Even those workers lucky enough to keep their jobs are suffering, with some front-of-house staff attempting to get by on 40 per cent of their normal wage or less before lockdown. Tips, an essential part of their income, are not covered by furlough. I’m told these workers face deep hardship and, in many cases, home evictions. For some, this really is a matter of keeping body and soul together.
And what about the supply chain – farmers, fishermen, butchers, bakers, cheese makers and more? Many of these producers are too small to be a part of the vast supermarket sales network, but Britain needs them to survive and prosper.
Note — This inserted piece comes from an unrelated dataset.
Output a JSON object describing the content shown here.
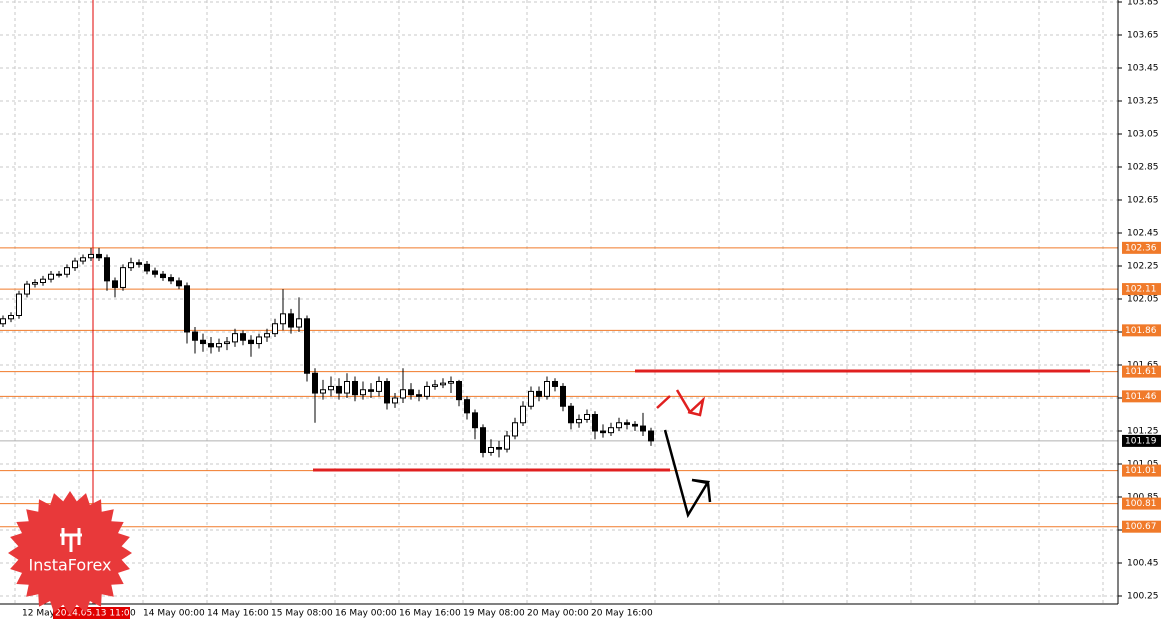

Chefs, restaurateurs, suppliers and hotel owners all agree it is essential they throw open their doors…….and urgently
Don’t forget the porters, delivery drivers, accountants, pest controllers, plumbers, electricians, advertising firms, and public relations teams. The kitchen equipment sellers, and industrial cleaners, taxi drivers and laundries, who all rely upon a healthy hospitality sector.
Jamie Montgomery, maker of the eponymous cheddar, despairs. ‘How long can we be expected to carry on slaving away being cut off at the knees? Still expected to pay our taxes to fund everyone not working? I can’t furlough the cows.’
If the sector really is to open its doors for December, the announcement cannot come soon enough.
The Government fails to understand that reopening a pub or restaurant is not simply a matter of unlocking the door and switching on the lights. Raymond Blanc says it takes him two weeks to get ready, at the very least.
Remember, there is much more at stake in all this than Covid-19, or even the economy. Restaurants and pubs are cornerstones of civilisation, places where people go to meet, greet, mingle and relax.
‘We can argue all we like about employment, businesses, city centres and tax,’ says Will Beckett, co-founder of the Hawksmoor restaurant group. ‘But I honestly think hospitality should open for one crucial reason: Happiness. We all need a bit of that.’
Or as a London pub landlord put it: ‘Our business is conviviality and happiness, and we are in limbo – stuck, trapped, strangled by this pandemic. While the health and safety of our guests and staff is our priority, we are the lifeblood of society, the beating heart of fun.’
The latest data from Public Health England states a mere one per cent of positive tests have come from people visiting restaurants
There will be slightly better news on the destructive 10pm curfew: Drinkers and diners will be allowed to stay till 11pm (even if last orders are an hour earlier). But ‘wet’ pubs that serve no food will remain closed in the worst-affected areas. And that will be a death-knell.
I would urge the Prime Minister to listen to the voices of those who know for a certain fact that they and their suppliers face ruin. A country where the hubbub of the pub is silenced for ever, the clatter of knives and forks a distant memory.
Simon Emeny, group chief executive of the Fuller’s pub group, says many will simply collapse unless they reopen now.
Enough, then, of the confusion and obscuration, the mealy-mouthed, muddled messages and the total lack of any sensible long-term strategy. We must restart the hospitality business now and without restrictions. Households must be allowed to mix in restaurants, bars and pubs, at least in Tier Two.
As Richard Corrigan, another noted chef and restaurateur, so rightly says: ‘We’re on a cliff edge and trying to hang on with dear life. Any further knocks will finish us off.’